MainStay Funds, a mutual fund complex in Parsippany, N.J. with 33 funds and $18 billion of assets under management, has created a new marketing position to promote its 11 institutional funds specifically to retirement plan consultants.

Mark Strazzeri has assumed this new position and is now director of institutional investments, based in Concord, Calif. Strazzeri has been with the fund complex for four years, the last two as national sales manager for the broker/dealer channel for the Western region.

MainStay previously marketed all of its investment products - its institutional funds, separate accounts and retail funds - to customers via traditional sales forces, said Strazzeri. It decided to actively promote its institutional funds to consultants who specialize in retirement plans because of the recent surge in retirement savings plans, Strazzeri said.

"As the consultant marketplace to retirement plans has grown by 50 percent in the past few years, we decided to expand our services to that marketplace," Strazzeri said.

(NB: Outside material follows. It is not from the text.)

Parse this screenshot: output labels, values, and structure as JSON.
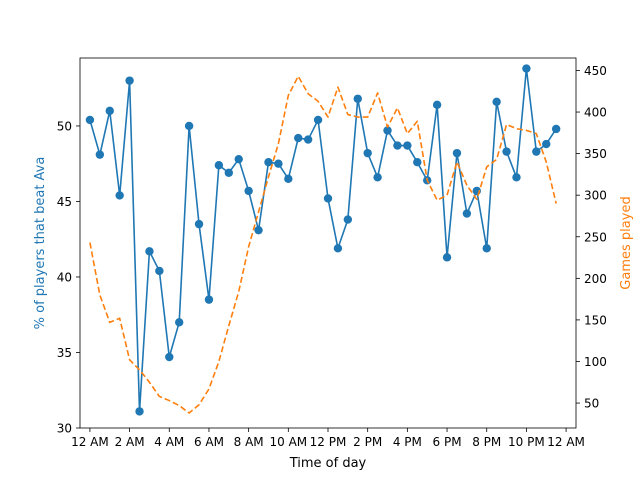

MainStay, a subsidiary of New York Life, has been offering 11 institutional funds to retirement plans since 1991. These six equity funds and five fixed-income funds are meant to offer a broad range of investment choices to suit a range of time horizons, risk tolerances and investment goals, according to the company's web site.

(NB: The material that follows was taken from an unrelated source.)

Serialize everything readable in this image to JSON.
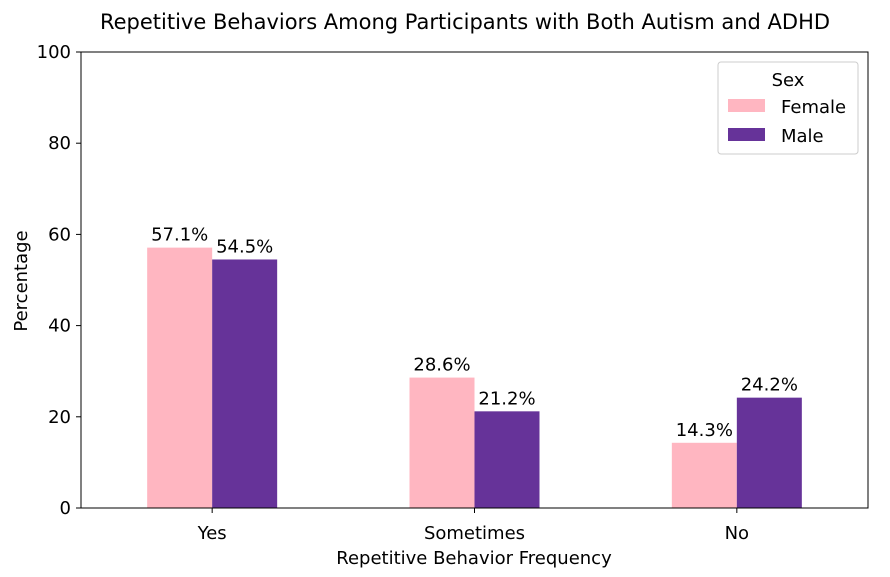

New York Life developed these funds as bridge products between separately-managed accounts and retail funds, Strazzeri said. Essentially, institutional funds are professional money management alternatives for investors that do not have enough assets to qualify for privately-managed retirement accounts. MainStay offers these private accounts through two other New York Life money management subsidiaries - Mackay Shields and Monitor Capital. Minimums for these accounts vary according to the type of asset class managed, but are generally $20 million to $25 million. For instance, a growth equity fund at Mackay Shields must be at least $20 million. The minimum for an institutional fund at MainStay is only $250,000.

The real service a retirement consultant can provide his client is finding the perfect money management firm to best serve the clients' investment goals and risk tolerance, Strazzeri said.

"Obviously, there are hundreds of money managers out there, but smaller retirement plans are limited by money mangers' account-minimum requirements," he said. "What we are trying to do is round out the gaps with our institutional funds and we've never actively pointed out the benefits of these products to consultants before."

"Retirement plan consultants have a really difficult job. We have a lot of respect for them and are trying to fill the void between large retirement plans and smaller plans with our institutional funds."

MainStay is not alone in having, until now, ignored this market, Strazzeri said. Very few fund companies promote their institutional funds through consultants to smaller retirement plans because they are more interested in establishing their separate account business among larger retirement plans, Strazzeri said.

However, there are billions of dollars being invested in mutual funds for retirement that could qualify for institutional funds, Strazzeri said.

The principal reason a retirement plan would want to invest in an institutional fund rather than a retail fund is the tremendous breaks on fees and sales charges that can be obtained, Strazzeri said. At MainStay, the institutional funds charge no upfront sales fees. Further, MainStay's institutional growth fund, for example, charges a management fee of only 93 basis points. By comparison, class A shares of its retail growth fund have a management fee of 1.09 percent. This is in addition to an initial load fee of one percent charged on accounts of $1 million or less.

Thus, a retirement plan can save 1.16 percent on fees by investing in a MainStay institutional growth fund as opposed to a MainStay retail growth fund, Strazzeri said.

"We haven't marketed these savings highlights to consultants in an active way, and that is now my job," Strazzeri said.

Strazzeri also plans to attract business by promoting bundled retirement plans. MainStay can provide administration, bookkeeping and custody services from another New York Life subsidiary, New York Life Benefit Services. This allows MainStay customers to obtain all the elements of a retirement plan from one company - investment options, administration and record-keeping, annual IRS filings and compliance reviews.

Strazzeri said he is initially working alone and will determine over the next few months how many other staff members he will need to serve the consulting community.